Cheap & quick music: efficient but forgettable (and potentially distracting)
Royalty-free options like PremiumBeat or Epidemic Sound can save cost and licensing headaches - but:
- They lack pre-existing emotional links. You’re building your own emotional capital from scratch.
- They can sometimes even hurt engagement: generic stock loops are proven to yield fewer completions, poorer CTR and CPC compared to real-artist tracks (insign.us).
- They may feel generic or mismatched: unless you select extremely carefully, the track might work against your message, not with it.
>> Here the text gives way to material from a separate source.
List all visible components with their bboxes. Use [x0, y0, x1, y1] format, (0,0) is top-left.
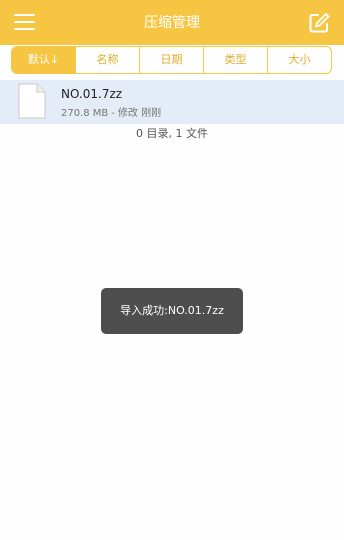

So what is the real value?
Let’s do a value-stack:
Benefit | Real-artist song | Cheap stock music |
Attention & recall | +27% brand recall; sticky memorability | Low - unlikely to be remembered (amworldgroup.com) |
Viewer retention / completions | Up to +68% completions; lower cost/play | Lower engagement (insign.us) |
Clicks & Cost efficiency | 30–40% better CPC/CTR | Compared poorly (insign.us) |
Cultural impact / memorability | Iconic - long-lasting, likely to be shared and imitated (e.g. Wednesday & The Cramps, Apple iPod & Feist) | Unlikely to generate any share-worthy buzz |
Audience emotional resonance | Pre-existing emotional memory; fan recognition | None |
So yes, the upfront cost of licensing a commercial track (especially a hit) tends to be higher - but the ROI is dramatically better - not just in clicks, but in emotional connection, shares, long-term brand engagement, and cultural impact.
Final Thoughts
Whether you’re at the first brainstorm or the final edit, music is the piece that can turn your work into a cultural moment. Whether you choose it early in the process or right before launch, the right track can transform a campaign or scene from good to unforgettable. It’s the emotional engine that makes people laugh, cry, tap their foot, or hit replay. And the proof is everywhere.
Stranger Things didn’t just soundtrack a scene with Kate Bush - it launched Running Up That Hill back into global charts nearly 40 years later. Guardians of the Galaxy turned a goofy ’70s hit into a new cultural staple with one “ooga-chaka.” Euphoria gave Labrinth’s Still Don’t Know My Name a second life as an anthem for an entire generation. And Black Panther’s All the Stars wasn’t just a song in the credits - it was part of the movement that made the film feel like history in the making.
That’s the power of real, recognisable music. It carries memory, meaning, and momentum into every scene and every campaign. It transforms good content into unforgettable content - and as the numbers show, it also delivers more clicks, completions, and conversions than any generic stock track ever could.
Royalty-free stock music might fill the silence, but real songs fill the memory bank. They give people something to stream, share, remix, and obsess over. That’s the difference between being forgotten as soon as the ad ends - and being remembered, replayed, and re-lived years later.
So when you’re choosing between a $50 stock loop and a real track that carries meaning, streams, and fandom - remember your story deserves to be unforgettable.